OSHO RAJNEESH
on MUSIC:
Music comes closest to meditation. Music is a way
towards meditation and the most beautiful way. Meditation is the art of
hearing the soundless sound, the art of hearing the music of silence—what
the Zen people call the sound of one hand clapping. When you are utterly
silent, not a single thought passes your mind, there is not even a ripple
of any feeling in your heart. Then you start, for the first time, hearing
silence.
Silence has a music of its own. It is not dead; it is
tremendously alive. In fact, nothing is more alive than silence. Music
helps you from the outside to fall in tune with the inner. Music is a
device; it was invented by the buddhas. All that is beautiful in the
world, all that is valuable in the world has always been discovered by the
buddhas. Only they can discover because they have travelled the inner
country—the inner, immeasurable universe. Whatsoever they have found and
experienced in the inner world, they have tried to make something similar
on the outside for those who can only understand that which is objective,
who are not yet able to enter the interior of their own being, who are not
yet even aware that there is an inner world. Devices can be created on the
outside which can help. Listening to great music you suddenly become
silent—with no effort. Falling in tune with the music you lose your ego
with no effort. You become relaxed, you fall into a deep rest. You are
alert, awake, and yet in a subtle way drunk.
Whenever any art is
perfect it ends in meditation—it has to end in meditation. If it is not
leading you towards meditation then something has gone wrong. That's why
much of modern art is not art. Much modern music is not music; it simply
makes you sexually excited. It is just the opposite of real music. Real
music helps you to transcend your biology, your physiology, your
psychology. Real music takes you to the world of the beyond—what Buddha
calls the farther shore, even beyond the beyond.
To me, music and
meditation are two aspects of the same phenomenon. And without music,
meditation lacks something; without music, meditation is a little dull,
unalive. Without meditation, music is simply noise—harmonious, but noise.
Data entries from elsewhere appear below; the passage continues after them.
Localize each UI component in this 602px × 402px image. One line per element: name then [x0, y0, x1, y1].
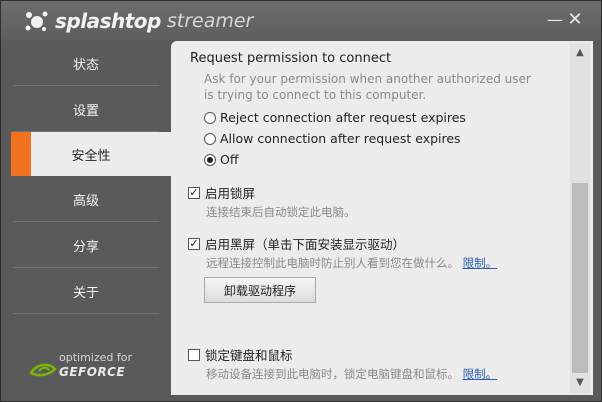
- radio-button[interactable]: [204, 132, 216, 145]
- checkbox-checked[interactable]: ✓: [188, 237, 200, 250]
- checkbox-checked[interactable]: ✓: [188, 186, 200, 199]
- lock-input-option[interactable]: 锁定键盘和鼠标: [188, 345, 293, 364]
- radio-label: Allow connection after request expires: [220, 131, 461, 146]
- sidebar-divider: [13, 267, 159, 268]
- scroll-down-arrow-icon[interactable]: ▼: [570, 375, 590, 391]
- title-bar[interactable]: splashtop streamer — ✕: [1, 1, 601, 41]
- sidebar-divider: [13, 313, 159, 314]
- sidebar-item-label: 关于: [72, 285, 99, 301]
- black-screen-description: 远程连接控制此电脑时防止别人看到您在做什么。 限制。: [206, 255, 497, 271]
- sidebar-item-label: 安全性: [71, 148, 111, 164]
- restriction-link[interactable]: 限制。: [463, 256, 498, 270]
- uninstall-driver-button[interactable]: 卸载驱动程序: [204, 277, 316, 303]
- badge-line1: optimized for: [59, 351, 132, 364]
- sidebar-item-advanced[interactable]: 高级: [9, 177, 163, 221]
- brand-main-text: splashtop: [55, 9, 161, 33]
- checkbox-label: 锁定键盘和鼠标: [205, 348, 293, 363]
- radio-button[interactable]: [204, 111, 216, 124]
- sidebar-item-label: 状态: [72, 57, 99, 73]
- brand-sub-text: streamer: [166, 10, 254, 32]
- vertical-scrollbar[interactable]: ▲ ▼: [570, 43, 590, 393]
- lock-screen-option[interactable]: ✓ 启用锁屏: [188, 183, 255, 202]
- security-panel: Request permission to connect Ask for yo…: [171, 41, 593, 395]
- radio-allow[interactable]: Allow connection after request expires: [204, 131, 461, 146]
- sidebar-item-status[interactable]: 状态: [9, 41, 163, 85]
- checkbox-label: 启用黑屏（单击下面安装显示驱动）: [205, 237, 406, 252]
- description-text: 远程连接控制此电脑时防止别人看到您在做什么。: [206, 256, 459, 270]
- lock-screen-description: 连接结束后自动锁定此电脑。: [206, 205, 356, 219]
- minimize-button[interactable]: —: [544, 9, 566, 31]
- app-window: splashtop streamer — ✕ 状态 设置 安全性 高级 分享 关…: [0, 0, 602, 402]
- nvidia-eye-icon: [29, 363, 57, 377]
- black-screen-option[interactable]: ✓ 启用黑屏（单击下面安装显示驱动）: [188, 234, 405, 253]
- sidebar-divider: [13, 85, 159, 86]
- section-title: Request permission to connect: [190, 51, 392, 66]
- radio-label: Off: [220, 152, 239, 167]
- splashtop-logo-icon: [25, 11, 48, 31]
- scroll-up-arrow-icon[interactable]: ▲: [570, 45, 590, 61]
- sidebar-item-security[interactable]: 安全性: [11, 132, 171, 176]
- geforce-badge: optimized for GEFORCE: [29, 351, 141, 385]
- sidebar-item-settings[interactable]: 设置: [9, 87, 163, 131]
- section-description: Ask for your permission when another aut…: [204, 72, 531, 102]
- sidebar: 状态 设置 安全性 高级 分享 关于: [9, 41, 171, 397]
- close-button[interactable]: ✕: [564, 9, 586, 31]
- checkbox-unchecked[interactable]: [188, 348, 200, 361]
- restriction-link[interactable]: 限制。: [463, 367, 498, 381]
- sidebar-item-share[interactable]: 分享: [9, 223, 163, 267]
- radio-off[interactable]: Off: [204, 152, 238, 167]
- radio-button[interactable]: [204, 153, 216, 166]
- lock-input-description: 移动设备连接到此电脑时，锁定电脑键盘和鼠标。 限制。: [206, 366, 497, 382]
- sidebar-item-label: 高级: [72, 193, 99, 209]
- app-logo: splashtop streamer: [23, 7, 253, 35]
- sidebar-item-label: 设置: [72, 103, 99, 119]
- scrollbar-thumb[interactable]: [572, 183, 588, 373]
- radio-reject[interactable]: Reject connection after request expires: [204, 110, 466, 125]
- active-accent-bar: [11, 132, 31, 176]
- sidebar-item-label: 分享: [72, 239, 99, 255]
- sidebar-divider: [13, 221, 159, 222]
- checkbox-label: 启用锁屏: [205, 186, 256, 201]
- description-text: 移动设备连接到此电脑时，锁定电脑键盘和鼠标。: [206, 367, 459, 381]
- radio-label: Reject connection after request expires: [220, 110, 466, 125]
- badge-line2: GEFORCE: [59, 365, 126, 379]
- sidebar-item-about[interactable]: 关于: [9, 269, 163, 313]
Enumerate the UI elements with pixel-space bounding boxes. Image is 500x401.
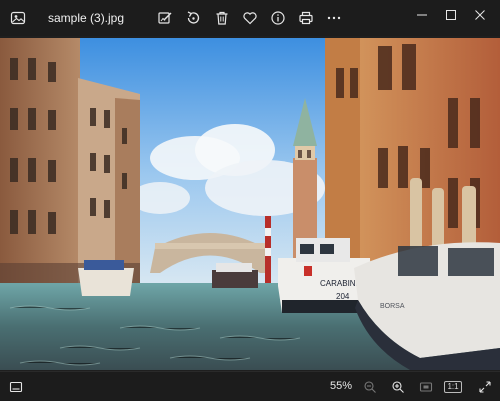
filmstrip-icon[interactable]	[7, 378, 25, 396]
zoom-level: 55%	[330, 380, 353, 392]
svg-text:BORSA: BORSA	[380, 303, 405, 310]
favorite-heart-icon[interactable]	[240, 8, 260, 28]
title-bar: sample (3).jpg	[0, 0, 500, 36]
info-icon[interactable]	[268, 8, 288, 28]
photos-app-icon	[10, 10, 26, 26]
minimize-icon[interactable]	[408, 4, 436, 26]
status-bar: 55% 1:1	[0, 371, 500, 401]
edit-image-icon[interactable]	[155, 8, 175, 28]
boat-number-text: 204	[336, 292, 350, 301]
delete-icon[interactable]	[212, 8, 232, 28]
zoom-in-icon[interactable]	[389, 378, 407, 396]
image-canvas[interactable]: CARABINIERI 204 BORSA	[0, 38, 500, 370]
maximize-icon[interactable]	[437, 4, 465, 26]
print-icon[interactable]	[296, 8, 316, 28]
close-icon[interactable]	[466, 4, 494, 26]
actual-size-icon[interactable]: 1:1	[444, 378, 462, 396]
zoom-out-icon[interactable]	[361, 378, 379, 396]
venice-canal-photo: CARABINIERI 204 BORSA	[0, 38, 500, 370]
actual-size-label: 1:1	[444, 381, 462, 393]
fit-window-icon[interactable]	[417, 378, 435, 396]
more-icon[interactable]	[324, 8, 344, 28]
rotate-icon[interactable]	[183, 8, 203, 28]
file-name: sample (3).jpg	[48, 11, 125, 25]
fullscreen-icon[interactable]	[476, 378, 494, 396]
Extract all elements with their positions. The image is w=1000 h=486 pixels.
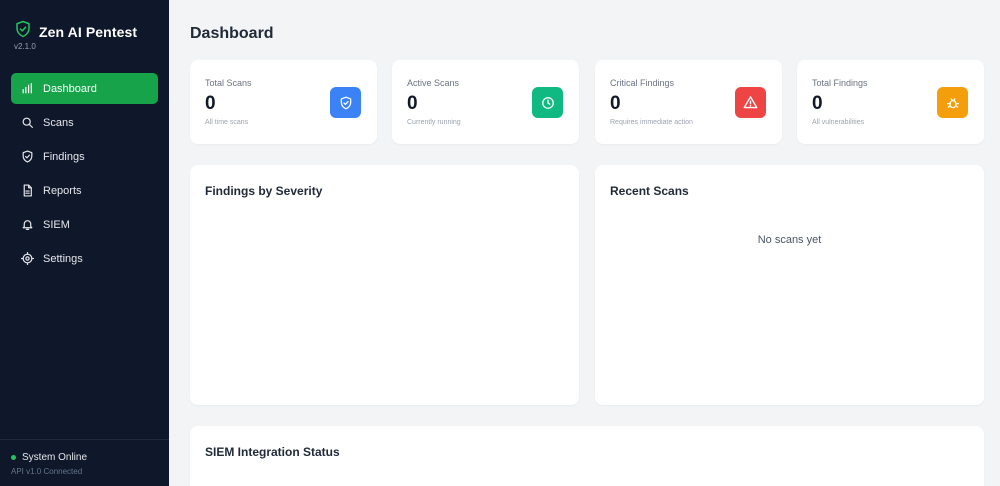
warning-icon [735, 87, 766, 118]
sidebar-item-findings[interactable]: Findings [11, 141, 158, 172]
gear-icon [21, 252, 34, 265]
sidebar-item-label: Reports [43, 184, 82, 197]
stat-label: Critical Findings [610, 78, 675, 88]
bell-icon [21, 218, 34, 231]
stat-card-total-findings[interactable]: Total Findings 0 All vulnerabilities [797, 60, 984, 144]
sidebar-item-scans[interactable]: Scans [11, 107, 158, 138]
stat-label: Active Scans [407, 78, 460, 88]
stat-value: 0 [610, 93, 621, 114]
sidebar-item-label: Settings [43, 252, 83, 265]
sidebar-divider [0, 439, 169, 440]
clock-icon [532, 87, 563, 118]
file-icon [21, 184, 34, 197]
page-title: Dashboard [190, 25, 274, 42]
panel-title: Recent Scans [610, 184, 689, 198]
sidebar-item-settings[interactable]: Settings [11, 243, 158, 274]
sidebar-item-label: Scans [43, 116, 74, 129]
siem-status-panel: SIEM Integration Status [190, 426, 984, 486]
recent-scans-panel: Recent Scans No scans yet [595, 165, 984, 405]
brand-title: Zen AI Pentest [39, 23, 138, 40]
stat-value: 0 [205, 93, 216, 114]
status-label: System Online [22, 452, 88, 463]
sidebar-item-reports[interactable]: Reports [11, 175, 158, 206]
sidebar: Zen AI Pentest v2.1.0 Dashboard Scans Fi… [0, 0, 169, 486]
stat-sub: All time scans [205, 119, 249, 126]
stat-sub: Currently running [407, 119, 461, 126]
sidebar-nav: Dashboard Scans Findings Reports SIEM Se… [11, 73, 158, 277]
findings-by-severity-panel: Findings by Severity [190, 165, 579, 405]
bug-icon [937, 87, 968, 118]
stat-sub: All vulnerabilities [812, 119, 865, 126]
shield-check-icon [14, 20, 32, 43]
sidebar-item-siem[interactable]: SIEM [11, 209, 158, 240]
empty-state-text: No scans yet [757, 234, 822, 246]
stat-value: 0 [407, 93, 418, 114]
status-dot-icon [11, 455, 16, 460]
stat-card-total-scans[interactable]: Total Scans 0 All time scans [190, 60, 377, 144]
search-icon [21, 116, 34, 129]
stat-card-critical-findings[interactable]: Critical Findings 0 Requires immediate a… [595, 60, 782, 144]
system-status: System Online API v1.0 Connected [11, 452, 87, 476]
stat-value: 0 [812, 93, 823, 114]
panel-title: SIEM Integration Status [205, 445, 340, 459]
sidebar-item-label: SIEM [43, 218, 70, 231]
stat-sub: Requires immediate action [610, 119, 693, 126]
stat-label: Total Scans [205, 78, 252, 88]
sidebar-item-label: Dashboard [43, 82, 97, 95]
panel-title: Findings by Severity [205, 184, 323, 198]
app-version: v2.1.0 [14, 42, 36, 51]
shield-icon [21, 150, 34, 163]
stat-label: Total Findings [812, 78, 868, 88]
api-status: API v1.0 Connected [11, 467, 83, 476]
bar-chart-icon [21, 82, 34, 95]
sidebar-item-dashboard[interactable]: Dashboard [11, 73, 158, 104]
sidebar-item-label: Findings [43, 150, 85, 163]
brand[interactable]: Zen AI Pentest [14, 20, 137, 43]
stat-card-active-scans[interactable]: Active Scans 0 Currently running [392, 60, 579, 144]
shield-check-icon [330, 87, 361, 118]
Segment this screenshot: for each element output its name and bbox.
Without meditation, music is an entertainment. And without music,
meditation becomes more and more negative, tends to be
death-oriented.
Hence my insistence that music and meditation
should go together. That adds a new dimension—to both. Both are enriched
by it. Remember the three Ms just as you remember the three Rs. The first
M is mathematics, the purest science. The second M is music, pure art. And
the third M is meditation, pure religion. Where all these three meet, you
attain the trinity. My approach is scientific. Even if I make illogical
statements, I make them very logically. Even if I assert paradoxes, they
are asserted in a logical way. Whatsoever I am saying has a mathematics
behind it, a method, a certain scientific approach. I am not an
unscientific person. My science serves my religion; the science is not the
end but it is a beautiful beginning.
And my approach is artistic,
aesthetic. I cannot help you unless this energy field becomes musical.
Music is pure art. And if it is joined with mathematics, it becomes a
tremendously powerful instrument to penetrate into your interior. Of
course, it will not be complete unless meditation is the highest peak, the
purest religion. And we are trying to create the ultimate synthesis. This
is my trinity: mathematics, music, meditation. This is my trimurti—three
faces of God. You can attain to God through one face, but then your
experience of God will not be so rich as it will be when you attain two
faces. But it will still lack something unless you attain all the three
faces. When you know God as a trinity, when you have come through all the
three dimensions, your experience, your nirvana, your enlightenment, will
be the richest. My effort here is to give you a total religion, which
contains all the three Ms in it...The journey is not going to be dull, it
is going to be very alive. We are going to move towards God in such a
multidimensional way that each moment of the journey is going to be
precious.
(Sourced from The Dhammapada: The Way of the Buddha,
Vol 1 chapter 2 and Vol 12 chapter 4, Courtesy: Osho World Foundation).